I've blogged about my perplexation regarding the apparent lack of a TRV Boondoggle timeline previously, in a blogging titled Can Anyone Find A Timeline Schedule Of Construction For The Trinity River Vision Boondoggle?
Can you imagine how the locals might have reacted if in, I don't know, let's say 2006, the Trinity River Vision Boondoggle propaganda shared a timeline that showed in 2010 the world's premiere urban wakeboard lake would open, in 2011 a restaurant would open, in 2012 Happy Hour Inner Tube Floats would start up on the Trinity River in some make believe thing called Panther Island Pavilion, which would make Fort Worth into a world class music venue and in 2013 the world's first drive-in movie theater of the 21st century would open?

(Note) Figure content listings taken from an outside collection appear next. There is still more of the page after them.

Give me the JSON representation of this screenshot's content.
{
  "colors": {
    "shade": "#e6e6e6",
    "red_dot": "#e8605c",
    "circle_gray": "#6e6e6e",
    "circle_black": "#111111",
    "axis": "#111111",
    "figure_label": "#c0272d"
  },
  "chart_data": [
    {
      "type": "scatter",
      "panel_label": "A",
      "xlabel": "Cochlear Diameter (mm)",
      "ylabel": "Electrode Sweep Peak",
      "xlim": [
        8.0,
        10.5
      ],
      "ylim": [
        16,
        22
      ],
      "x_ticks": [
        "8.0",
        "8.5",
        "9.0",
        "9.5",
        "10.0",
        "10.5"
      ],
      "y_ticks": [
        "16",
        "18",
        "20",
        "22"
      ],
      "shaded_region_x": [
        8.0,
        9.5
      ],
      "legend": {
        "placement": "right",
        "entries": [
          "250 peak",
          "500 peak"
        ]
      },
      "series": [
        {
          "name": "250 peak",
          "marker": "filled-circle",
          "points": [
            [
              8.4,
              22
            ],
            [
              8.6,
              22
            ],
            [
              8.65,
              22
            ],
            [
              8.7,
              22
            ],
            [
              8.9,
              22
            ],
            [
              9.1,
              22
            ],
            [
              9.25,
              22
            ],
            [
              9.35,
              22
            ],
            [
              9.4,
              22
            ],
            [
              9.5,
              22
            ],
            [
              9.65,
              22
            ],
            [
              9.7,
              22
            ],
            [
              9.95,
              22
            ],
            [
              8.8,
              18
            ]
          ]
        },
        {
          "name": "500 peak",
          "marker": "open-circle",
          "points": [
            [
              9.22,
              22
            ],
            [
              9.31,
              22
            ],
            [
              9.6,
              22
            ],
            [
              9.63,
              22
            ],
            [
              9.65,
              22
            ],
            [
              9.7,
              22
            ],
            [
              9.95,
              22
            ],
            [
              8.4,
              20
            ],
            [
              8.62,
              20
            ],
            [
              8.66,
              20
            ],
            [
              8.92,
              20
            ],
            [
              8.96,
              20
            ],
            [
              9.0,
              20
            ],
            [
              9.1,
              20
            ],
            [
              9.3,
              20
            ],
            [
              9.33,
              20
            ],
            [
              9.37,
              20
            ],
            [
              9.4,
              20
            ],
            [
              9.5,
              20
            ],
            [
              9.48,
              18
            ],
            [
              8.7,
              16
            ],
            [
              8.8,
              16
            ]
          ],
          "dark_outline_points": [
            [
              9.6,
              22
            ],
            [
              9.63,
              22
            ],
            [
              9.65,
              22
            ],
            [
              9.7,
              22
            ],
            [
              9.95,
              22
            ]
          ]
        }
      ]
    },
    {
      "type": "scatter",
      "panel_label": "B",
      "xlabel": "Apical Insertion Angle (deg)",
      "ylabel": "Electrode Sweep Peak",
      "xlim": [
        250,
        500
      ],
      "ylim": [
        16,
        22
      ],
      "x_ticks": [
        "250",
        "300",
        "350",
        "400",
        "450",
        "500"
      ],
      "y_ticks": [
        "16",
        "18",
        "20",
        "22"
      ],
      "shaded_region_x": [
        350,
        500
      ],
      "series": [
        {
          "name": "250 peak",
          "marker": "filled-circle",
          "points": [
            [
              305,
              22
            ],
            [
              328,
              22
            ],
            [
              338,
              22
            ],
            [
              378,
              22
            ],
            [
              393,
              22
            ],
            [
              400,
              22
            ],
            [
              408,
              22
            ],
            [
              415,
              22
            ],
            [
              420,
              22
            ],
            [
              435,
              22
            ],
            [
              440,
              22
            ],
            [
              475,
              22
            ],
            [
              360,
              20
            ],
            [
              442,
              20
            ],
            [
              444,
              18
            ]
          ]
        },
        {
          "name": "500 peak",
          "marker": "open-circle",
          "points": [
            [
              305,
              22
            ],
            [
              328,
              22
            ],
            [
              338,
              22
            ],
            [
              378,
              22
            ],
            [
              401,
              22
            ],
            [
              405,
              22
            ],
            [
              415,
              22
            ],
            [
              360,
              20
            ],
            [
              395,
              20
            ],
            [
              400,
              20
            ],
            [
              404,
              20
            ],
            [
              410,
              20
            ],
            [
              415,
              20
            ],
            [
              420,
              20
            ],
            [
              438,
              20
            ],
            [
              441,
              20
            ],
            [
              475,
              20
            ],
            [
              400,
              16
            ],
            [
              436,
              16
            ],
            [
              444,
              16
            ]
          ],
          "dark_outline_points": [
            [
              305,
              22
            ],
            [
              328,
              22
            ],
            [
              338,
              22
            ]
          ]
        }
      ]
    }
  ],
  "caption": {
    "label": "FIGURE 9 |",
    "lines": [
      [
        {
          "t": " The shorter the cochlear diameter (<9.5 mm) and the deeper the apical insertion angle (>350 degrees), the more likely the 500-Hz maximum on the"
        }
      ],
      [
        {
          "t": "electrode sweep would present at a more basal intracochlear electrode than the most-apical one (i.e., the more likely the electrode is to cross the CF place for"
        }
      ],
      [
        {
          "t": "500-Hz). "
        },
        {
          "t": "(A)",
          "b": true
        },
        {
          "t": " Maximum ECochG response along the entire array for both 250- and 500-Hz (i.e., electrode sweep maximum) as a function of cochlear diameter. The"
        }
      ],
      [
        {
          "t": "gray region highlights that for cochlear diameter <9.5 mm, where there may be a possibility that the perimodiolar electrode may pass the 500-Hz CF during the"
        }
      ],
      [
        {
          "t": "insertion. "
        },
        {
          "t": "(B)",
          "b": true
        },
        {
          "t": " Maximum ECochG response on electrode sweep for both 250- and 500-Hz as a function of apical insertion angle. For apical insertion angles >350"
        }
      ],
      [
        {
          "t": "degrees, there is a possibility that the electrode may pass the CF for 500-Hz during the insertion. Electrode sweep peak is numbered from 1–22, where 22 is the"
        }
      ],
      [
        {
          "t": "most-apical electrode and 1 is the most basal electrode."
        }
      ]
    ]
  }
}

Would not this information, in a 2006 timeline, have made the Trinity River Vision Boondoggle into the laughingstock, with the locals, which it richly deserves to be?
If the TRV Boondoggle published a project timeline in 2013, what would we see? We know about the non-signature bridges that are supposedly going to be under construction, soon, across the un-needed flood control diversion channel. What will we be seeing in 2015? The world's biggest trampoline park? Another restaurant? A paintball park? The longest go-kart track in the world?
So, really, what is the timeline for the Trinity River Vision Boondoggle? What phase of this un-needed flood control project are we at now? Does anyone know? The TRV Boondoggle is well over a decade old now. Should there not be something more to see in the vision than a wakeboard lake, a restaurant, inner tubes floating, a lame music venue, a drive-in movie theater and a lot of property taken by abusing eminent domain?
Is there any sort of concise project description of the Trinity River Vision Boondoggle of the sort that describes the Skagit River Vision? Such as.....
The Downtown Mount Vernon Flood Protection and Revitalization Project will protect Mount Vernon's historic downtown from flooding with FEMA certified flood protection and serve to revitalize the historic downtown area. The project will remove the downtown from the FEMA 100-year base flood elevation and will release pent up economic opportunities that are so important to our region. The project is the key component of the comprehensive downtown redevelopment plan that is being used to guide public and private investments over the next 20 years. The Project, which features a river promenade, trail system and public riverfront park, is being done in three phases.
Below is an artist's rendering video of the Skagit River Vision. Does such a video exist of the Trinity River Vision Boondoggle? Mount Vernon has a population of around 30,000. Fort Worth has a population approaching 800,000. How is it that Mount Vernon appears to be wearing big city britches whilst Fort Worth is still in knee pants? It is very perplexing....
1 comment:
Is the son of Mount Vernon's Representative in Congress running the Skagit River Vision? Or do you have ethical rules regarding nepotism up north?